Life is a series of moments, woven together that, when teased apart like threads from a beloved sweater, are enough to make me weep. Not just because I realize the moments are gone, but because so often I know I wasn’t truly paying attention when they happened. Maybe I was preoccupied by bills I couldn’t pay, or frustrated by my coarse curly hair, or lamenting how my life was supposed to be so much more than this. Maybe I was simply wishing to be anywhere but on that damned playground again, pushing the swing for the billionth time. Seasoned parents wistfully told me to savor these days for they would pass by in a breath. Politely, I’d smile and nod, bleary eyed with sleeplessness and think, if only. It felt like time was standing still; an endless loop of naps, feedings, needs to be met, play dates to be kept. But time was not standing still at all. Those messy, chaotic years melted away as fast as a July popsicle.
Breathe in, push the swing, breathe out and I’m standing in the middle of Peace Park in Taipei surrounded by squealing children swishing down slides and soaring on swings. My teenaged daughter has spent the past year on exchange and I’m visiting for the first time. I gently remind her not to slouch and she snaps in frustration. Her longing for independence is palpable as, nearly in tears, she proclaims her autonomy. Not only does she not need me to push her swing or catch her at the bottom of the slide or hold her hand, she doesn’t need me.
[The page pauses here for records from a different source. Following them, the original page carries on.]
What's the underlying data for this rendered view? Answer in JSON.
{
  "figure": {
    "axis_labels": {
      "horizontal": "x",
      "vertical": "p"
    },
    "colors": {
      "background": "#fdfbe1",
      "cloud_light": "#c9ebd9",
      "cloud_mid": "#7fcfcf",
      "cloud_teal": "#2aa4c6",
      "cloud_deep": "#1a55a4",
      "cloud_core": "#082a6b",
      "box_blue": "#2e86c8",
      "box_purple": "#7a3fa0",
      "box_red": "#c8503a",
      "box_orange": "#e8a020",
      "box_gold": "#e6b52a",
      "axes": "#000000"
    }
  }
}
And that, I suppose, was the plan all along. Parenting is, at its core, planned obsolescence; a poignant reminder of universal impermanence. Of course the antidote to wistful regret is presence. Emily Webb in Our Town realized this truth when she returned as a ghost to relive her twelfth birthday with her family. She desperately cried out for her family to just stop and look at one another. “Oh, earth, you’re too wonderful for anybody to realize you. Do any human beings ever realize life while they live it — every, every minute?”